To solve this, please rebuild ViennaRNA with currently installed Perl release (root privileges are assumed):

cd HuntMi/progs/miPred/ViennaRNA-1.6.4
./configure
make
make install


--------------------------------------------------------------------------------------------------
			Classification (classify.py script)
--------------------------------------------------------------------------------------------------

1. PURPOSE
classify.py takes ARFF file with data representation (calculated by extractFeatures.py script) and
generates class labels for all sequences.

2. SYNTAX
python classify.py modelFile featuresFile    

3. INPUT
modelFile is a file containing classification model. It can be a model trained by the user in Weka software 
or one of the precomputed models:
	human.model,
	arabidopsis.model,
	animal.model,
	plant.model,
	virus.model.
Model files are placed in HuntMi/classifier directory.
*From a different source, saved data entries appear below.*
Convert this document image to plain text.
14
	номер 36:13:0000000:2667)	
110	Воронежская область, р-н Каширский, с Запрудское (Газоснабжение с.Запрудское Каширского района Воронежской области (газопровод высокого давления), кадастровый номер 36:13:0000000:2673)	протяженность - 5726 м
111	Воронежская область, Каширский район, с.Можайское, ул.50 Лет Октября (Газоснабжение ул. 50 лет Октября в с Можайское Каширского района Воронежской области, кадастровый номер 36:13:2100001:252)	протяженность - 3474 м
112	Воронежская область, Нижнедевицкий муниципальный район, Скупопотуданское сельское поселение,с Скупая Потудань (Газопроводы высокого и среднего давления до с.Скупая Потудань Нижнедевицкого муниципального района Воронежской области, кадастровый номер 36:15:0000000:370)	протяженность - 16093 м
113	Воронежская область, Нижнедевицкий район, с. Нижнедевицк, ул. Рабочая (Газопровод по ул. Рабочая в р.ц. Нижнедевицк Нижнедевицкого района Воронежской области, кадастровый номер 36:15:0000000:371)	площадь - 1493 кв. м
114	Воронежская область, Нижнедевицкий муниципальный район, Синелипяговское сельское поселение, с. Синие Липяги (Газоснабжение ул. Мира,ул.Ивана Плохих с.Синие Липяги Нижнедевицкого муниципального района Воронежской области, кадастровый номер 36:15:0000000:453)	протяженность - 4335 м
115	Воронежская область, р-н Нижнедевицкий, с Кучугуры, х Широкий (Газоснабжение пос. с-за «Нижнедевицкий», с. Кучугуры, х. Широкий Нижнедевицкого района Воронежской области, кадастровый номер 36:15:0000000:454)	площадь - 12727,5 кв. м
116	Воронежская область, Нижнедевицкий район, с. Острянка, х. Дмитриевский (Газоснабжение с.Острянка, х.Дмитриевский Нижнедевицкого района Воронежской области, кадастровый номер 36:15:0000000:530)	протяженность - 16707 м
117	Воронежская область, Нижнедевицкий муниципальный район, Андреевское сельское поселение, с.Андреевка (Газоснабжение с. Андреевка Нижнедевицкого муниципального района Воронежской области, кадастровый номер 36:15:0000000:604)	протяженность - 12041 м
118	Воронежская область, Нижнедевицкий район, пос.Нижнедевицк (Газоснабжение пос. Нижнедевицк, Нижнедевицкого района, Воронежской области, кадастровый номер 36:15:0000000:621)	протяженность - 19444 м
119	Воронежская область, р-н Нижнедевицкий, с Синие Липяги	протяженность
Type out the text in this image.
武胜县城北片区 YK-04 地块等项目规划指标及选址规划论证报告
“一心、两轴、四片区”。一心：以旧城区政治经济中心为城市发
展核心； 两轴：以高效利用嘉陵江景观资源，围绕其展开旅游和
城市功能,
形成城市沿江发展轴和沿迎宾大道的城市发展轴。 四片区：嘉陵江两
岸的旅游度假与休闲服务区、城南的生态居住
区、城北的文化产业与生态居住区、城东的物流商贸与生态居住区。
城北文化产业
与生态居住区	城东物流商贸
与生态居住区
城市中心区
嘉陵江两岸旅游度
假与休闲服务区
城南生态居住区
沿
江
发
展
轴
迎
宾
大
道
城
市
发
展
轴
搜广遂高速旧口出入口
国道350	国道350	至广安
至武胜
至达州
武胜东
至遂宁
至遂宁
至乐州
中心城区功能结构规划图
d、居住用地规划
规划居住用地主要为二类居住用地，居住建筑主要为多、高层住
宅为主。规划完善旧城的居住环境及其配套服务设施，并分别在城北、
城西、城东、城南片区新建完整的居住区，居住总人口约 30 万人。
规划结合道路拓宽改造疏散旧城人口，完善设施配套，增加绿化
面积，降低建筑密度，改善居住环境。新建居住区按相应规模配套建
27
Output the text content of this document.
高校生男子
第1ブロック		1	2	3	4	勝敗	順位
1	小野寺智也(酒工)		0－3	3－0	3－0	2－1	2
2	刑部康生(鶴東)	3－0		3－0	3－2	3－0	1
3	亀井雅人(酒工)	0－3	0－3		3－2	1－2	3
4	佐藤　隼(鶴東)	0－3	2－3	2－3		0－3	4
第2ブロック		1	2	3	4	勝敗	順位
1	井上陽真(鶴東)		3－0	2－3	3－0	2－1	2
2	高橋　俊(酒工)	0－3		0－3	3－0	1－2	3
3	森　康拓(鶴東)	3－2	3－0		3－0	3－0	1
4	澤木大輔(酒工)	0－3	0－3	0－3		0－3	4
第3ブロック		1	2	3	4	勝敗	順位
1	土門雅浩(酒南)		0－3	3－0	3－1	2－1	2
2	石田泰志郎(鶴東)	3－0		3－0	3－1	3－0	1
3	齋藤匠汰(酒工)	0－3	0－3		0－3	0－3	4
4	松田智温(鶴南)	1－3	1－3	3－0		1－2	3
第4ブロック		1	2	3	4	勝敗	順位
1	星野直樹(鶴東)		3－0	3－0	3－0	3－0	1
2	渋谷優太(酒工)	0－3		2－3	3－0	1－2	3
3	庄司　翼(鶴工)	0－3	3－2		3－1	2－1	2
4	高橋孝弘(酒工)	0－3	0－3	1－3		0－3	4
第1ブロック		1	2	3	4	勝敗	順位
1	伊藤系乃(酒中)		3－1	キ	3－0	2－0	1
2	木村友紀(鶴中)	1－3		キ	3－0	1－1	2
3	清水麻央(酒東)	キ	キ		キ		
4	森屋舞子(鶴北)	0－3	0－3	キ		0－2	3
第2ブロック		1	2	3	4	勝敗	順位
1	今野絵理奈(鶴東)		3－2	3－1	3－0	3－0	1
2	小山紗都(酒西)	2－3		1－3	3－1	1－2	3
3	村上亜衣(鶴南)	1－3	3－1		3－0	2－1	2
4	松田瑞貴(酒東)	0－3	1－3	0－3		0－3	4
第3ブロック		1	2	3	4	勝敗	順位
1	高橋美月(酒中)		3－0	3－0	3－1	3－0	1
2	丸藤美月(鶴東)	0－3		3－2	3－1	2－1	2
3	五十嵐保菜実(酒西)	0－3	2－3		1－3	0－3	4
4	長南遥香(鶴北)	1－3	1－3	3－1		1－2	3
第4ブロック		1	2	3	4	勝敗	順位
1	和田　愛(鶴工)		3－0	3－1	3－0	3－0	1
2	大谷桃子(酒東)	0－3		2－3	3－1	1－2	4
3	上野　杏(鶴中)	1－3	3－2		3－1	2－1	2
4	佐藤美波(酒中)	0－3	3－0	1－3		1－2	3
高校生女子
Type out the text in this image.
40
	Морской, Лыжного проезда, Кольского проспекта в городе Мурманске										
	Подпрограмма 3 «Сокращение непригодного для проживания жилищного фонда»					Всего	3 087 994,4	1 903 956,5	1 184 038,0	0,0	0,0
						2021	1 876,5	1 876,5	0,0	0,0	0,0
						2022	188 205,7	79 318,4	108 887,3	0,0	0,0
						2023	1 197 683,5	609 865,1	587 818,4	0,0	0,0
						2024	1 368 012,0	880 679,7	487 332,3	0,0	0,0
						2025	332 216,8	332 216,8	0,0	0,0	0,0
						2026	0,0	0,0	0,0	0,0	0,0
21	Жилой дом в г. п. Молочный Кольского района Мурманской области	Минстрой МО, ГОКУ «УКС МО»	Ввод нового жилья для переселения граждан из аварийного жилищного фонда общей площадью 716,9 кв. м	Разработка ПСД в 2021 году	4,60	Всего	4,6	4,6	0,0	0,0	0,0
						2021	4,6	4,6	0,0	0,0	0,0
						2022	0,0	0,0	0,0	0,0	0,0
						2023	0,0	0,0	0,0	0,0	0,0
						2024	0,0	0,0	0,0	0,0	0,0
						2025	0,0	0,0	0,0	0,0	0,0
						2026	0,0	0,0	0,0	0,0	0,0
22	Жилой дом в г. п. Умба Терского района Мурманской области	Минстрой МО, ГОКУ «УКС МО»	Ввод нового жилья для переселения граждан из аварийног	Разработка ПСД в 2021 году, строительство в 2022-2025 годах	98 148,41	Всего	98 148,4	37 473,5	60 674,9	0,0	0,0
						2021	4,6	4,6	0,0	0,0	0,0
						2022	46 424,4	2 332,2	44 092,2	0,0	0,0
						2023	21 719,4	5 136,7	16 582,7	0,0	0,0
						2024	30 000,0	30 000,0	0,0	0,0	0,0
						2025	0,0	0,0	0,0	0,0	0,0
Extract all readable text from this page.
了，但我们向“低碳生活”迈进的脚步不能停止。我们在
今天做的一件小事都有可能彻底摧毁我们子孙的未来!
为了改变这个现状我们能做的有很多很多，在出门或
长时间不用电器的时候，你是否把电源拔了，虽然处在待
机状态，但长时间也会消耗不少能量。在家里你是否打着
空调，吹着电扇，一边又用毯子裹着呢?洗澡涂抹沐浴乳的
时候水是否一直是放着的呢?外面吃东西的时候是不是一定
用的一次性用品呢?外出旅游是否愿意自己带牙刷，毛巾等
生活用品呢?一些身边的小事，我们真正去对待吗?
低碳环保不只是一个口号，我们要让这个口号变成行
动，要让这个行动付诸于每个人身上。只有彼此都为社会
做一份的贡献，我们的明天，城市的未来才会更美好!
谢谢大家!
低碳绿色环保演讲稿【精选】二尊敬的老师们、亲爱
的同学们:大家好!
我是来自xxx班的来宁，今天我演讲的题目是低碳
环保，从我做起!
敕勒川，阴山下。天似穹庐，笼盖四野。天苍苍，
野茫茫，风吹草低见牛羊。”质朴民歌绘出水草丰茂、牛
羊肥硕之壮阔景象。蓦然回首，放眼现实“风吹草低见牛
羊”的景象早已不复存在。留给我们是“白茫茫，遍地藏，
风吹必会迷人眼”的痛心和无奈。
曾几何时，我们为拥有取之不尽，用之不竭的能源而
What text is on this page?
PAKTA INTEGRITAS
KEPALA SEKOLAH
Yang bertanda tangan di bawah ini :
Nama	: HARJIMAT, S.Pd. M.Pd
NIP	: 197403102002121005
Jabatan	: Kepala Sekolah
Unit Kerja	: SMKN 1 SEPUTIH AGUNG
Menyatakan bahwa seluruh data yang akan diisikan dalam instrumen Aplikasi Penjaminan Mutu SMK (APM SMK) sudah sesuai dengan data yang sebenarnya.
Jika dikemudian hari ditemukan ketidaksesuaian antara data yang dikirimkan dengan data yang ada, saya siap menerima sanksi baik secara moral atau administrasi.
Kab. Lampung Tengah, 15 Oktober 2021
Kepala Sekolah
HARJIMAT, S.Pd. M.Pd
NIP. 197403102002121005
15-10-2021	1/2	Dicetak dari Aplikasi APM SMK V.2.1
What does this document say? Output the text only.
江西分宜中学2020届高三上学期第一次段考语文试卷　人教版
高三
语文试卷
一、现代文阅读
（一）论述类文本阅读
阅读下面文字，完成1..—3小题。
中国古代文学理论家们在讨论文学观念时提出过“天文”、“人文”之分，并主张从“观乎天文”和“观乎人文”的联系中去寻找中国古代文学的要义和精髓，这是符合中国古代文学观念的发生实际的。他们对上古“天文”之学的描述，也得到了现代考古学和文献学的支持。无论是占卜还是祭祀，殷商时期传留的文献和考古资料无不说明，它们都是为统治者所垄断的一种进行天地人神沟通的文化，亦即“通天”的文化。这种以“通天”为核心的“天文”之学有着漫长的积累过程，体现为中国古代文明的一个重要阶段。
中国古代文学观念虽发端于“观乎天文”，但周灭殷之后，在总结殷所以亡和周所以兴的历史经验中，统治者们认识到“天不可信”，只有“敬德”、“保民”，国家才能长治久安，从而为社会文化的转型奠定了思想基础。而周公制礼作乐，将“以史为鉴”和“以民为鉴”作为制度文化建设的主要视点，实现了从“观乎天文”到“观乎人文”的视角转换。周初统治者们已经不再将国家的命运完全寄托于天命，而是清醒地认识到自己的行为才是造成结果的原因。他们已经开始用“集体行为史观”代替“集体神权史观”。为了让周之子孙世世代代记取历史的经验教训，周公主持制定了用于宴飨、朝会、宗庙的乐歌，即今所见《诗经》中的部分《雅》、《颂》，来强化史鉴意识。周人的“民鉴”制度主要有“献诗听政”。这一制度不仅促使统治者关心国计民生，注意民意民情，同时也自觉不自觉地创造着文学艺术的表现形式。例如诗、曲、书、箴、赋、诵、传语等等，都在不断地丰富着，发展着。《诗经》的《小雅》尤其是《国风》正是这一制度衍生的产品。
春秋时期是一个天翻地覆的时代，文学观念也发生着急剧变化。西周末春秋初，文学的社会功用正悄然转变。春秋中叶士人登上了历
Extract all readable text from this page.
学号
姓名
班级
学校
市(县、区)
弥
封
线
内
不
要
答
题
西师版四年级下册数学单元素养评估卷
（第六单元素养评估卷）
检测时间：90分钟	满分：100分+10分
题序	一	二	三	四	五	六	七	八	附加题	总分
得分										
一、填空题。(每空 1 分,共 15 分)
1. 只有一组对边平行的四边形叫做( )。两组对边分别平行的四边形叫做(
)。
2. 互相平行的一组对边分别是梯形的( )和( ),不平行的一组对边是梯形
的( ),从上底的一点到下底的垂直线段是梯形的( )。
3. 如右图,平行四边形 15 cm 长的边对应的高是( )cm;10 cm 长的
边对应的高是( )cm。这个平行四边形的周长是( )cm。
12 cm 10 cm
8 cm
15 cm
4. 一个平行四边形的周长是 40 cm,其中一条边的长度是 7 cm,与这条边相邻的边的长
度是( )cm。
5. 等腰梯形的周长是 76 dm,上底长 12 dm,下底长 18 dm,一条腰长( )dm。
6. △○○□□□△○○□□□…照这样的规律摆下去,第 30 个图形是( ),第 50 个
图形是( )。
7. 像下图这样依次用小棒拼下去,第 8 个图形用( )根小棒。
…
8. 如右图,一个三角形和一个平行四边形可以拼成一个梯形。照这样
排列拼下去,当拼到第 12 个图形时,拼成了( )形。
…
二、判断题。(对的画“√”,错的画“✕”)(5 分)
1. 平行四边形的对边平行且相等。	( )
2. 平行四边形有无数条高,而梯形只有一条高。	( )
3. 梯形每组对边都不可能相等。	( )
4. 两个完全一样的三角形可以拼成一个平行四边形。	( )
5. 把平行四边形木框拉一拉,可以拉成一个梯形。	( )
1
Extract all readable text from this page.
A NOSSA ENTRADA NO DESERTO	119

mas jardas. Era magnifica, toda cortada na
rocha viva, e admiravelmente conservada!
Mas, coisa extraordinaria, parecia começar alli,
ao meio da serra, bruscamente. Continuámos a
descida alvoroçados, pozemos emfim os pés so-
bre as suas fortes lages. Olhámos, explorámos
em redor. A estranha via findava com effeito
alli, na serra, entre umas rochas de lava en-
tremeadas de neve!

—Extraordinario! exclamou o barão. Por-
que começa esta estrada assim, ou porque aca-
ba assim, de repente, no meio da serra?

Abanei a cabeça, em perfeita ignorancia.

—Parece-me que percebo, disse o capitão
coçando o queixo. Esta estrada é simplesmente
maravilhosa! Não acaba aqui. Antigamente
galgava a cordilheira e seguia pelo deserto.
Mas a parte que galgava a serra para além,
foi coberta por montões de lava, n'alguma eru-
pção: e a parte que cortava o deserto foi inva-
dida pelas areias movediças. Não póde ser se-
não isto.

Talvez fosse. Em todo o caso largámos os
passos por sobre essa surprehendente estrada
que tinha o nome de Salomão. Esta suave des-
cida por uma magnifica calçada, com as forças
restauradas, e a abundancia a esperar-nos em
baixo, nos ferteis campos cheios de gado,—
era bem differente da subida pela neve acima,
featuresFile is an arff file with representation of sequences to be classified. This file is placed in 
HuntMi/results directory.

4. OUTPUT
Classifier predictions are stored in /HuntMi/results/featuresFile.predictions file. Each line corresponds to a single sequence and
contains 0, if sequence has been classified as non-miRNA, or 1, if sequence has been classified as miRNA.


--------------------------------------------------------------------------------------------------
				Model training 
--------------------------------------------------------------------------------------------------

HuntMi package allows user to train models on custom datasets. This can be done with a help of Weka
data mining software (version 3.6.x is required). Please download ROCSelect.jar file from the webpage 
and add it to to the 'cp' variable in Weka/RunWeka.ini file. E.g. if ROCSelect.jar has been downloaded 
to Weka/plugins/subdirectory one should alter 'cp' variable in the following way:

cp=%CLASSPATH%;./plugins/ROCSelect.jar

After running the Weka software user can load a training dataset in ARFF format generated by extractFeatures.py script
(mode (b) should be used as class labels need to be written in ARFF file as well). Now one can go to classification
tab in Weka, choose ROCSelect procedure under weka/classifiers/meta category, configure all the parameters and train a new model. 
The model must be saved to /Huntmi/classifier folder. If one would like to use default ROCSelect parameters (the same as in HuntMi classifier) 
they can be found on the webpage in ROCSelect.model-cfg  file.